Schüler wird sich erneut vor Gericht verantworten müssen
Da der zum Tatzeitpunkt noch minderjährig gewesen sei, werde über die neuen Vorwürfe unter Ausschluss der Öffentlichkeit verhandelt. „Vermutlich an dem Jugendschöffengericht, wo er seinen gewöhnlichen Aufenthalt hat.“ Also an dem nicht öffentlich bekannten Ort der Therapie. Noch bis Ende des Jahres könnte dann ein zweites Urteil gesprochen werden. Gehe der Fall ans Landgericht, werde wohl erst im kommenden Jahr verhandelt.

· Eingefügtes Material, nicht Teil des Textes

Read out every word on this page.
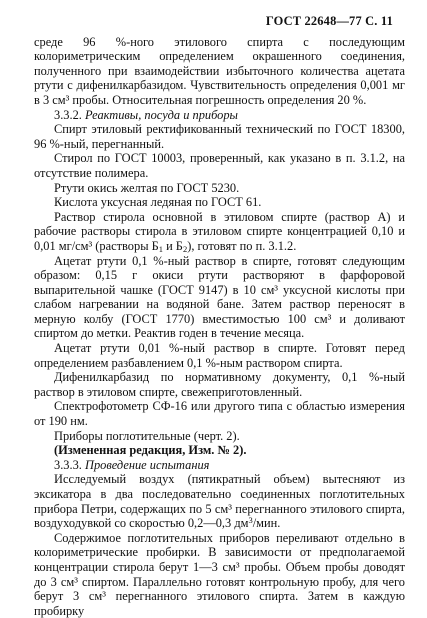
ГОСТ 22648—77 С. 11

среде 96 %-ного этилового спирта с последующим колориметрическим определением окрашенного соединения, полученного при взаимодействии избыточного количества ацетата ртути с дифенилкарбазидом. Чувствительность определения 0,001 мг в 3 см³ пробы. Относительная погрешность определения 20 %.

3.3.2. Реактивы, посуда и приборы

Спирт этиловый ректификованный технический по ГОСТ 18300, 96 %-ный, перегнанный.

Стирол по ГОСТ 10003, проверенный, как указано в п. 3.1.2, на отсутствие полимера.

Ртути окись желтая по ГОСТ 5230.

Кислота уксусная ледяная по ГОСТ 61.

Раствор стирола основной в этиловом спирте (раствор А) и рабочие растворы стирола в этиловом спирте концентрацией 0,10 и 0,01 мг/см³ (растворы $Б_1$ и $Б_2$), готовят по п. 3.1.2.

Ацетат ртути 0,1 %-ный раствор в спирте, готовят следующим образом: 0,15 г окиси ртути растворяют в фарфоровой выпарительной чашке (ГОСТ 9147) в 10 см³ уксусной кислоты при слабом нагревании на водяной бане. Затем раствор переносят в мерную колбу (ГОСТ 1770) вместимостью 100 см³ и доливают спиртом до метки. Реактив годен в течение месяца.

Ацетат ртути 0,01 %-ный раствор в спирте. Готовят перед определением разбавлением 0,1 %-ным раствором спирта.

Дифенилкарбазид по нормативному документу, 0,1 %-ный раствор в этиловом спирте, свежеприготовленный.

Спектрофотометр СФ-16 или другого типа с областью измерения от 190 нм.

Приборы поглотительные (черт. 2).

(Измененная редакция, Изм. № 2).

3.3.3. Проведение испытания

Исследуемый воздух (пятикратный объем) вытесняют из эксикатора в два последовательно соединенных поглотительных прибора Петри, содержащих по 5 см³ перегнанного этилового спирта, воздуходувкой со скоростью 0,2—0,3 $дм^3$/мин.

Содержимое поглотительных приборов переливают отдельно в колориметрические пробирки. В зависимости от предполагаемой концентрации стирола берут 1—3 см³ пробы. Объем пробы доводят до 3 см³ спиртом. Параллельно готовят контрольную пробу, для чего берут 3 см³ перегнанного этилового спирта. Затем в каждую пробирку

Dass sein Mandant am Ende doch noch im Gefängnis lande, glaubt Wieser nicht: Nach den verstörenden Missbrauchsfällen von Lügde und Staufen sei der Besitz kinderpornografischer Inhalte zwar vom Vergehen zum Verbrechen hochgestuft worden und damit mit einer Mindestfreiheitsstrafe von einem Jahr belegt. „Doch auch die kann man zur Bewährung aussetzen.“ Überdies werden Jugendliche rechtlich anders behandelt: Der starre Strafrahmen gilt für sie nicht.